Practicing organized sports has a multitude of benefits for children. It can help them to build strong bones, develop cognitive skills, build self-esteem, learn to set goals, and practice leadership skills. There are, of course, some risks children can face. We asked Dr. Lindsay Crawford, a Pediatric Orthopedic Surgeon at McGovern Medical School at UTHealth, affiliated with Children’s Memorial Hermann Hospital, for her tips on starting soon-to-be athletes on the right foot.
Dr. Crawford says most kids become emotionally and physically mature enough to engage in organized sports at the age of 6 or 7, while younger children should focus on general play. The American Academy of Pediatrics recommends every child receive an annual pre-participation evaluation (PPE) to help determine his or her readiness to play sports and uncover underlying conditions that could limit participation.
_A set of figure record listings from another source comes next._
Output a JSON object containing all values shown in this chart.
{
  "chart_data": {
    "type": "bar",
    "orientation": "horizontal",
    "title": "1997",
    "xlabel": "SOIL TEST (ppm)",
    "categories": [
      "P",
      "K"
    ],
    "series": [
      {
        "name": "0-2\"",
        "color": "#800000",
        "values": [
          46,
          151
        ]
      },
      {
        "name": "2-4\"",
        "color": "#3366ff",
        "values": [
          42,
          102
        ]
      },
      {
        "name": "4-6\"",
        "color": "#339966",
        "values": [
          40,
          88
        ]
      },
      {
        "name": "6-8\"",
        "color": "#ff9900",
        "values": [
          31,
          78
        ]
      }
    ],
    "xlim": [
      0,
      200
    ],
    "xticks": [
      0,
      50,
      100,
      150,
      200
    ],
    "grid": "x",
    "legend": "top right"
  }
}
The frequency and severity of sports-related injuries increase with a child’s age. Contact sports have higher rates of injury, according to recent studies. Competitive and year-round sports have a higher risk of overuse injuries from repetitive motions, such as pitching in baseball. The most common types of sports related injuries in children are sprains, muscle strains, bone injuries, and heat-related illness. Although it is rare, brain injury is the leading cause of sports-related deaths in children.
Young athletes should drink water before, during, and after practice to prevent dehydration, heat exhaustion, and heat stroke. Warming up and stretching before play prevents sports-related injuries like muscle tears or sprains. Parents should always ensure children wear appropriate, properly fitted sports equipment and protective gear, during both practice and competitive play.
Despite parents’ or kids’ wishes, not every child is destined to be the next Simone Biles or J.J. Watt. Dr. Crawford recommends parents and coaches focus on child athletes’ development, participation, and team building—not just the final score— with those up to the middle-school level. “Your child should try a variety of activities, like sports, theater, and music,” says Dr. Crawford. “That way, you and your child can best figure out what activities they like the best.” And that’s a winning formula for everyone.